Turkey hopes to turn a “new page” with the European Union and wants to build its future with the bloc, President Recep Tayyip Erdoğan said late Tuesday in the highest-level contact with a European official since Brussels decided on sanctions last week.
“While Turkey hopes to turn a new page with the EU, some ceaselessly try to provoke crises,” Erdoğan told European Council President Charles Michel in a telephone call, according to a statement from the Turkish Presidency.
Erdoğan called for rescuing Turkish-European relations from “this vicious circle,” adding that he hoped to “start again” in talks with the EU “on a basis of mutual interests.”
The president said the 2016 deal aimed at curbing migration through Turkey to Europe in return for billions of euros in funds could be a starting point for creating a more “positive” climate.
“We hope that the EU can adopt a constructive attitude and common sense toward Turkey,” Erdoğan said.
In March 2016, Ankara and Brussels signed an agreement to reduce the number of migrants taking the dangerous Aegean Sea route to Europe and to find a solution for the influx of migrants heading to EU countries.

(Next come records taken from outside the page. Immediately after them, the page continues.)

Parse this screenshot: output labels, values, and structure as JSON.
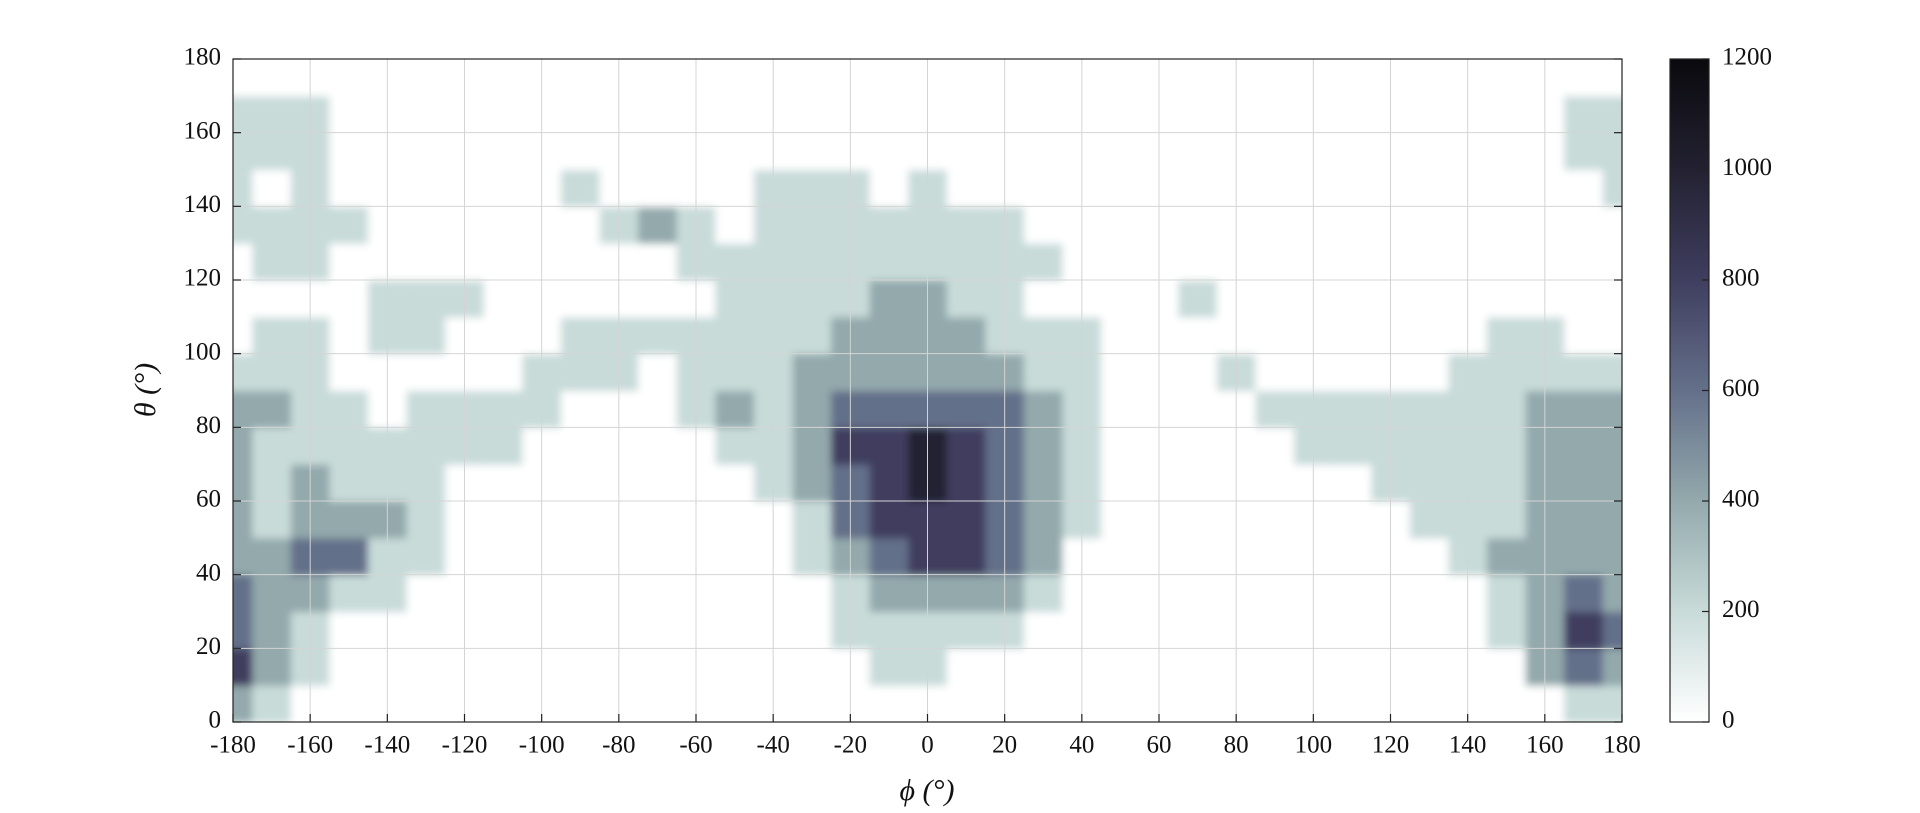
{
  "chart_data": {
    "type": "contourf",
    "x_label": "ϕ (°)",
    "y_label": "θ (°)",
    "x": [
      -180,
      -170,
      -160,
      -150,
      -140,
      -130,
      -120,
      -110,
      -100,
      -90,
      -80,
      -70,
      -60,
      -50,
      -40,
      -30,
      -20,
      -10,
      0,
      10,
      20,
      30,
      40,
      50,
      60,
      70,
      80,
      90,
      100,
      110,
      120,
      130,
      140,
      150,
      160,
      170,
      180
    ],
    "y": [
      5,
      15,
      25,
      35,
      45,
      55,
      65,
      75,
      85,
      95,
      105,
      115,
      125,
      135,
      145,
      155,
      165,
      175
    ],
    "z": [
      [
        450,
        250,
        0,
        0,
        0,
        0,
        0,
        0,
        0,
        0,
        0,
        0,
        0,
        0,
        0,
        0,
        0,
        0,
        0,
        0,
        0,
        0,
        0,
        0,
        0,
        0,
        0,
        0,
        0,
        0,
        0,
        0,
        0,
        0,
        0,
        250,
        250
      ],
      [
        850,
        450,
        250,
        0,
        0,
        0,
        0,
        0,
        0,
        0,
        0,
        0,
        0,
        0,
        0,
        0,
        0,
        250,
        250,
        0,
        0,
        0,
        0,
        0,
        0,
        0,
        0,
        0,
        0,
        0,
        0,
        0,
        0,
        0,
        450,
        650,
        450
      ],
      [
        650,
        450,
        250,
        0,
        0,
        0,
        0,
        0,
        0,
        0,
        0,
        0,
        0,
        0,
        0,
        0,
        250,
        250,
        250,
        250,
        250,
        0,
        0,
        0,
        0,
        0,
        0,
        0,
        0,
        0,
        0,
        0,
        0,
        250,
        450,
        850,
        650
      ],
      [
        650,
        450,
        450,
        250,
        250,
        0,
        0,
        0,
        0,
        0,
        0,
        0,
        0,
        0,
        0,
        0,
        250,
        450,
        450,
        450,
        450,
        250,
        0,
        0,
        0,
        0,
        0,
        0,
        0,
        0,
        0,
        0,
        0,
        250,
        450,
        650,
        450
      ],
      [
        450,
        450,
        650,
        650,
        250,
        250,
        0,
        0,
        0,
        0,
        0,
        0,
        0,
        0,
        0,
        250,
        450,
        650,
        850,
        850,
        650,
        450,
        0,
        0,
        0,
        0,
        0,
        0,
        0,
        0,
        0,
        0,
        250,
        450,
        450,
        450,
        450
      ],
      [
        450,
        250,
        450,
        450,
        450,
        250,
        0,
        0,
        0,
        0,
        0,
        0,
        0,
        0,
        0,
        250,
        650,
        850,
        850,
        850,
        650,
        450,
        250,
        0,
        0,
        0,
        0,
        0,
        0,
        0,
        0,
        250,
        250,
        250,
        450,
        450,
        450
      ],
      [
        450,
        250,
        450,
        250,
        250,
        250,
        0,
        0,
        0,
        0,
        0,
        0,
        0,
        0,
        250,
        450,
        650,
        850,
        1050,
        850,
        650,
        450,
        250,
        0,
        0,
        0,
        0,
        0,
        0,
        0,
        250,
        250,
        250,
        250,
        450,
        450,
        450
      ],
      [
        450,
        250,
        250,
        250,
        250,
        250,
        250,
        250,
        0,
        0,
        0,
        0,
        0,
        250,
        250,
        450,
        850,
        850,
        1050,
        850,
        650,
        450,
        250,
        0,
        0,
        0,
        0,
        0,
        250,
        250,
        250,
        250,
        250,
        250,
        450,
        450,
        450
      ],
      [
        450,
        450,
        250,
        250,
        0,
        250,
        250,
        250,
        250,
        0,
        0,
        0,
        250,
        450,
        250,
        450,
        650,
        650,
        650,
        650,
        650,
        450,
        250,
        0,
        0,
        0,
        0,
        250,
        250,
        250,
        250,
        250,
        250,
        250,
        450,
        450,
        450
      ],
      [
        250,
        250,
        250,
        0,
        0,
        0,
        0,
        0,
        250,
        250,
        250,
        0,
        250,
        250,
        250,
        450,
        450,
        450,
        450,
        450,
        450,
        250,
        250,
        0,
        0,
        0,
        250,
        0,
        0,
        0,
        0,
        0,
        250,
        250,
        250,
        250,
        250
      ],
      [
        0,
        250,
        250,
        0,
        250,
        250,
        0,
        0,
        0,
        250,
        250,
        250,
        250,
        250,
        250,
        250,
        450,
        450,
        450,
        450,
        250,
        250,
        250,
        0,
        0,
        0,
        0,
        0,
        0,
        0,
        0,
        0,
        0,
        250,
        250,
        0,
        0
      ],
      [
        0,
        0,
        0,
        0,
        250,
        250,
        250,
        0,
        0,
        0,
        0,
        0,
        0,
        250,
        250,
        250,
        250,
        450,
        450,
        250,
        250,
        0,
        0,
        0,
        0,
        250,
        0,
        0,
        0,
        0,
        0,
        0,
        0,
        0,
        0,
        0,
        0
      ],
      [
        0,
        250,
        250,
        0,
        0,
        0,
        0,
        0,
        0,
        0,
        0,
        0,
        250,
        250,
        250,
        250,
        250,
        250,
        250,
        250,
        250,
        250,
        0,
        0,
        0,
        0,
        0,
        0,
        0,
        0,
        0,
        0,
        0,
        0,
        0,
        0,
        0
      ],
      [
        250,
        250,
        250,
        250,
        0,
        0,
        0,
        0,
        0,
        0,
        250,
        450,
        250,
        0,
        250,
        250,
        250,
        250,
        250,
        250,
        250,
        0,
        0,
        0,
        0,
        0,
        0,
        0,
        0,
        0,
        0,
        0,
        0,
        0,
        0,
        0,
        0
      ],
      [
        250,
        0,
        250,
        0,
        0,
        0,
        0,
        0,
        0,
        250,
        0,
        0,
        0,
        0,
        250,
        250,
        250,
        0,
        250,
        0,
        0,
        0,
        0,
        0,
        0,
        0,
        0,
        0,
        0,
        0,
        0,
        0,
        0,
        0,
        0,
        0,
        250
      ],
      [
        250,
        250,
        250,
        0,
        0,
        0,
        0,
        0,
        0,
        0,
        0,
        0,
        0,
        0,
        0,
        0,
        0,
        0,
        0,
        0,
        0,
        0,
        0,
        0,
        0,
        0,
        0,
        0,
        0,
        0,
        0,
        0,
        0,
        0,
        0,
        250,
        250
      ],
      [
        250,
        250,
        250,
        0,
        0,
        0,
        0,
        0,
        0,
        0,
        0,
        0,
        0,
        0,
        0,
        0,
        0,
        0,
        0,
        0,
        0,
        0,
        0,
        0,
        0,
        0,
        0,
        0,
        0,
        0,
        0,
        0,
        0,
        0,
        0,
        250,
        250
      ],
      [
        0,
        0,
        0,
        0,
        0,
        0,
        0,
        0,
        0,
        0,
        0,
        0,
        0,
        0,
        0,
        0,
        0,
        0,
        0,
        0,
        0,
        0,
        0,
        0,
        0,
        0,
        0,
        0,
        0,
        0,
        0,
        0,
        0,
        0,
        0,
        0,
        0
      ]
    ],
    "xlim": [
      -180,
      180
    ],
    "xticks": [
      -180,
      -160,
      -140,
      -120,
      -100,
      -80,
      -60,
      -40,
      -20,
      0,
      20,
      40,
      60,
      80,
      100,
      120,
      140,
      160,
      180
    ],
    "ylim": [
      0,
      180
    ],
    "yticks": [
      0,
      20,
      40,
      60,
      80,
      100,
      120,
      140,
      160,
      180
    ],
    "grid": true,
    "levels": [
      0,
      200,
      400,
      600,
      800,
      1000,
      1200
    ],
    "colors": [
      "#ffffff",
      "#c8dbd9",
      "#93a9ac",
      "#64708a",
      "#3f3e5f",
      "#232131",
      "#0a0a0e"
    ],
    "colorbar_ticks": [
      0,
      200,
      400,
      600,
      800,
      1000,
      1200
    ]
  }
}
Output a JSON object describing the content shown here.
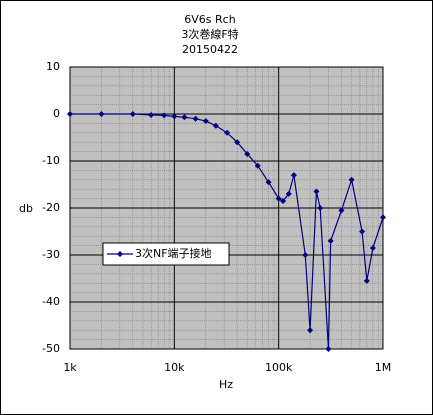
{
  "chart_data": {
    "type": "line",
    "title_lines": [
      "6V6s Rch",
      "3次巻線F特",
      "20150422"
    ],
    "x_label": "Hz",
    "y_label": "db",
    "x": [
      1000,
      2000,
      4000,
      6000,
      8000,
      10000,
      12500,
      16000,
      20000,
      25000,
      32000,
      40000,
      50000,
      63000,
      80000,
      100000,
      110000,
      125000,
      140000,
      180000,
      200000,
      230000,
      250000,
      300000,
      315000,
      400000,
      500000,
      630000,
      700000,
      800000,
      1000000
    ],
    "series": [
      {
        "name": "3次NF端子接地",
        "color": "#000080",
        "values": [
          0,
          0,
          0,
          -0.2,
          -0.3,
          -0.5,
          -0.7,
          -1,
          -1.5,
          -2.5,
          -4,
          -6,
          -8.5,
          -11,
          -14.5,
          -18,
          -18.5,
          -17,
          -13,
          -30,
          -46,
          -16.5,
          -20,
          -50,
          -27,
          -20.5,
          -14,
          -25,
          -35.5,
          -28.5,
          -22
        ]
      }
    ],
    "xlim": [
      1000,
      1000000
    ],
    "x_log": true,
    "xticks": [
      {
        "value": 1000,
        "label": "1k"
      },
      {
        "value": 10000,
        "label": "10k"
      },
      {
        "value": 100000,
        "label": "100k"
      },
      {
        "value": 1000000,
        "label": "1M"
      }
    ],
    "ylim": [
      -50,
      10
    ],
    "yticks": [
      -50,
      -40,
      -30,
      -20,
      -10,
      0,
      10
    ],
    "grid": true,
    "minor_grid": true,
    "legend": "left"
  }
}
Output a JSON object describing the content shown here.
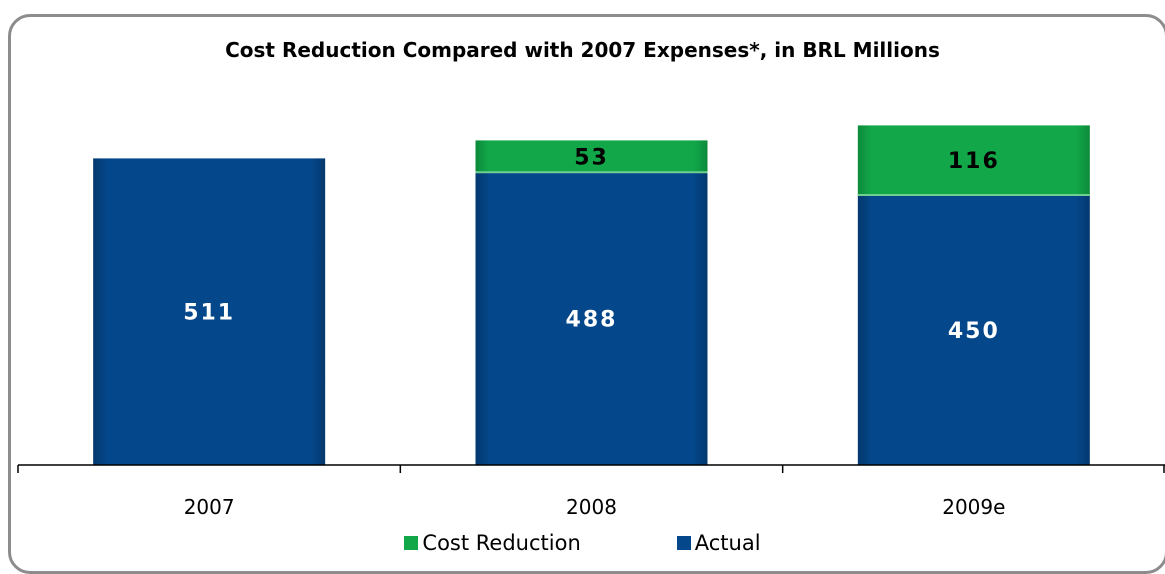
{
  "chart_data": {
    "type": "bar",
    "stacked": true,
    "title": "Cost Reduction Compared with 2007 Expenses*, in BRL Millions",
    "categories": [
      "2007",
      "2008",
      "2009e"
    ],
    "series": [
      {
        "name": "Actual",
        "values": [
          511,
          488,
          450
        ],
        "color": "#04478a"
      },
      {
        "name": "Cost Reduction",
        "values": [
          null,
          53,
          116
        ],
        "color": "#12a84a"
      }
    ],
    "ylim": [
      0,
      600
    ],
    "grid": false,
    "legend_position": "bottom"
  },
  "legend": [
    {
      "label": "Cost Reduction",
      "color": "#12a84a"
    },
    {
      "label": "Actual",
      "color": "#04478a"
    }
  ]
}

As part of the deal, Turkey took responsibility for discouraging migration through the Aegean Sea by taking stricter measures against human traffickers and improving the conditions of Syrian migrants living in Turkey. Despite significant developments controlling migration traffic, the EU has not delivered on its commitments stated in the deal, Ankara says. Turkey currently hosts some 3.6 million Syrian migrants, more than any other country in the world, and spent $40 billion through the process, according to official figures.
Turkey reiterated its readiness for exploratory talks with Greece, the president also said, adding that the Greek side has constantly avoided negotiations by making excuses and has taken provocative steps in recent weeks.
Emphasizing that Turkey’s Eastern Mediterranean policy is based on fairness and justice, he said the Turkish side always makes necessary efforts for a fair, permanent and sustainable solution in the region. He repeated a call for a regional Eastern Mediterranean conference.
Turkey, which has the longest continental coastline in the Eastern Mediterranean, has rejected maritime boundary claims of Greece and the Greek Cypriot administration and stressed that these excessive claims violate the sovereign rights of both Turkey and the Turkish Cypriots.
Ankara has sent several drillships in recent months to explore for energy resources in the Eastern Mediterranean, asserting its own rights in the region, as well as those of the Turkish Republic of Northern Cyprus (TRNC).
Turkish leaders have repeatedly stressed that Ankara is in favor of resolving all outstanding problems in the region through international law, good neighborly relations, dialogue and negotiations.
At a summit on Friday, EU leaders agreed to prepare limited sanctions on Turkish individuals over a row with bloc members Greece and the Greek Cypriot administration over hydrocarbon exploration in the Eastern Mediterranean but postponed discussions on any harsher steps until March.
The declaration, issued following the conclusion of a two-day summit on Dec. 11, reiterated the EU’s commitment to “defending its interests and those of its member states as well as to upholding regional stability.”
The summit also signaled that the EU may increase pressure on Ankara in the coming weeks, by including additional individuals from Turkey’s energy sector to a sanctions regime, which was created in November 2019.